Court Opinion

ID: 7814320
Source: CourtListenerOpinion
Date Created: 2022-09-07 17:29:54.175356+00
Date Added: 2024-06-11T16:30:33.741705
License: Public Domain

Sam Robinson, Associate Justice, concurring. In my opinion it is a matter of discretion with the trial court as to when motions, petitions, etc., will be considered. However I concur in the result reached here for the reason that the order of the court holding § 3 of Act 348 of 1953 unconstitutional is not a final order from which an appeal will lie. In Wicker v.

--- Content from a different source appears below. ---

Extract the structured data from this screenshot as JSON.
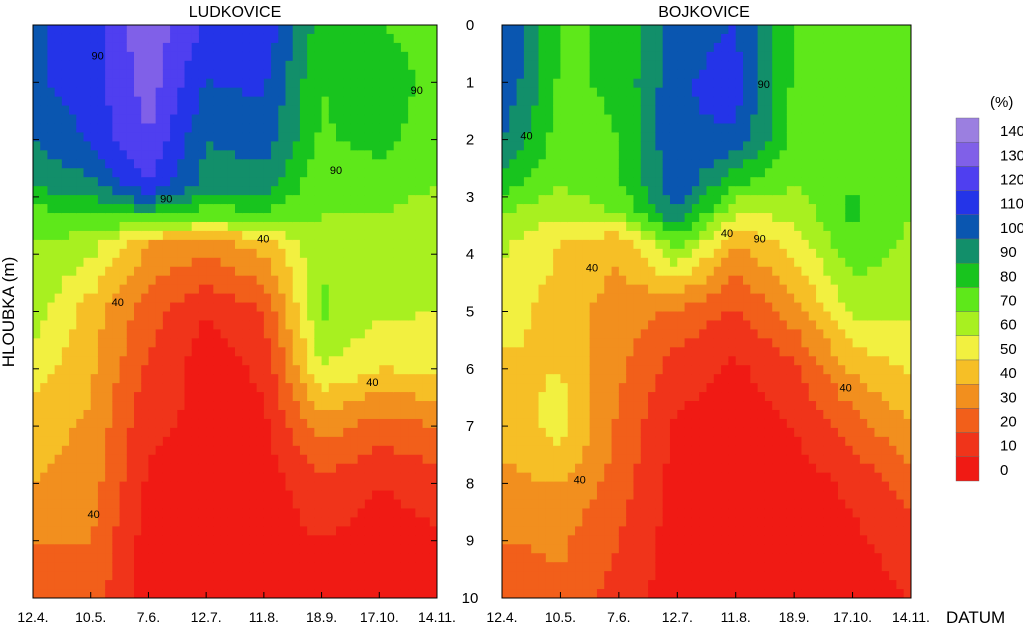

Wicker, ante page 219, 265 S. W. 2d 6, we said: “The order overruling the motion to dismiss was not a final judgment from which an appeal will lie. If this court should at this time sustain the Chancellor’s order overruling the motion to dismiss, the case would still stand for trial on its merits. Meantime the defendant may file some other motion. An appeal cannot be taken from an order of a chancery court which is not a final order.” State y. Greenville Stone & Gravel Co., 122 Ark. 151, 182 S. W. 555, is' directly in point, and it is there said: “We have reached the conclusion that, under the fourth subdivision, no appeal will lie from a decision of the lower court on any motion, even though it involves the constitutionality of any law of this State, unless the decision is a final order or judgment of the court . . . To hold otherwise would lead to interminable confusion in our decisions and to innumerable appeals from interlocutory orders not decisive of the final rights of the parties, and would thus thwart the very purpose of the law.”